Chairman of Pollard Banknote
Lawrie Pollard mortgaged everything he owned to take a chance on instant scratch and win lottery tickets in 1985.\
Is there anything more entrepreneurial?
The printing industry veteran has spent 67 years with the family business but none was more challenging than 1985. The company, which had earlier prospered as a printer of advertisements and stationery, had hit a wall and needed to diversify if it was going to survive.
It had started making some break-open tickets a decade earlier but nothing Pollard tried – stamps, cheques, banknotes – was the silver bullet.
Then the Western Canada Lottery put out a request for proposal for instant scratch-and-win tickets. Pollard thought the company should jump at the opportunity but his two older brothers, who were also partners in the company, didn’t want to do it. Pollard bought them out.
He then mortgaged his house and borrowed $5 million to acquire the technology and machinery required to turn the 77-year-old printing shop into a lottery ticket manufacturer. Not only did he gamble that this unproven niche would save the company, he also hoped it would catch the eye of his two eldest sons, Gordon, a corporate lawyer, and John, an accountant. Indeed, John joined the firm in 1886 at age 25 and Gordon followed three years later at 30.
“Young people like to go where there’s growth,” the elder Pollard said.

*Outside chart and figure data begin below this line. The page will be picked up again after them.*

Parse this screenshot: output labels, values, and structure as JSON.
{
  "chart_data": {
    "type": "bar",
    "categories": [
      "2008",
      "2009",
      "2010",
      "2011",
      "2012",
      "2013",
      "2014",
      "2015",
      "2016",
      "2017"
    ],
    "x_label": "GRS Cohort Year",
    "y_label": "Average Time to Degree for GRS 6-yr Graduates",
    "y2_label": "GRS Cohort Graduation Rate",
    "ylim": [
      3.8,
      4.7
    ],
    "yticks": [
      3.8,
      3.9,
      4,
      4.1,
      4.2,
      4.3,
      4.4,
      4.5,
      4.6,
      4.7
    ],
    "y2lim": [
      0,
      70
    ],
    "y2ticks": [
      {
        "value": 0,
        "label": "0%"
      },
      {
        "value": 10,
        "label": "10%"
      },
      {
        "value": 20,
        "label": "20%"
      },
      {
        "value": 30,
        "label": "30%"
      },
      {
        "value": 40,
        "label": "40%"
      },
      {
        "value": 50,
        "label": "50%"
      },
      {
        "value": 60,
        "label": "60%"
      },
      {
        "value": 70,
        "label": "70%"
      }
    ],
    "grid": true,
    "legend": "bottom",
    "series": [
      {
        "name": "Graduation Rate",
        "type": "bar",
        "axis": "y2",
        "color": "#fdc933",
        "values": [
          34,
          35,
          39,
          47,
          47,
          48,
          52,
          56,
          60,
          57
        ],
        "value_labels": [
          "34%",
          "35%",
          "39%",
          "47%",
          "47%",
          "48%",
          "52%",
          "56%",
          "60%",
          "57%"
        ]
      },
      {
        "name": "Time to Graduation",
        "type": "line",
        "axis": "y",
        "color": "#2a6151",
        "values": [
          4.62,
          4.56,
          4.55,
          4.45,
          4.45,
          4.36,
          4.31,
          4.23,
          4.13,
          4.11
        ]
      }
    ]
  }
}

Even the slightest hiccup might have been the company’s downfall. CIBC, its major creditor, put the company on a watch list and went so far as to station an employee at Pollard Banknote to sign off on all cheques. That was one step from calling the loan.
Slowly but surely, the company turned things around – including switching over to TD Bank, which is still a partner today – and the move eventually paid off very handsomely.
Pollard Banknote had 50 employees and sales of $1.6 million in 1977. Today is has 1,100 employees in five locations across North America and sales of $185 million. Serving more than 50 lotteries around the globe, it has become one of the top three international players in the field with the capacity to produce about 18 billion tickets annually.
“Whatever you’re doing today is going to be obsolete one day. As a business, you’ve got to evolve but evolving a business is really difficult. You should expect to have several failures along the way,” he says.
L.O., as he’s known by many friends and colleagues, started out working for dad, Wilbur, back in 1947 when the company was known as Saults & Pollard. He then moved up to president, replacing his dad.
He stepped down from running the day-to-day operations in 1997 and was replaced by his two eldest sons as co-CEOs. Since then, he has served as chairman and most recently, chairman emeritus.
(Gordon has since been named board chair and youngest son Doug has joined John as co-CEO.)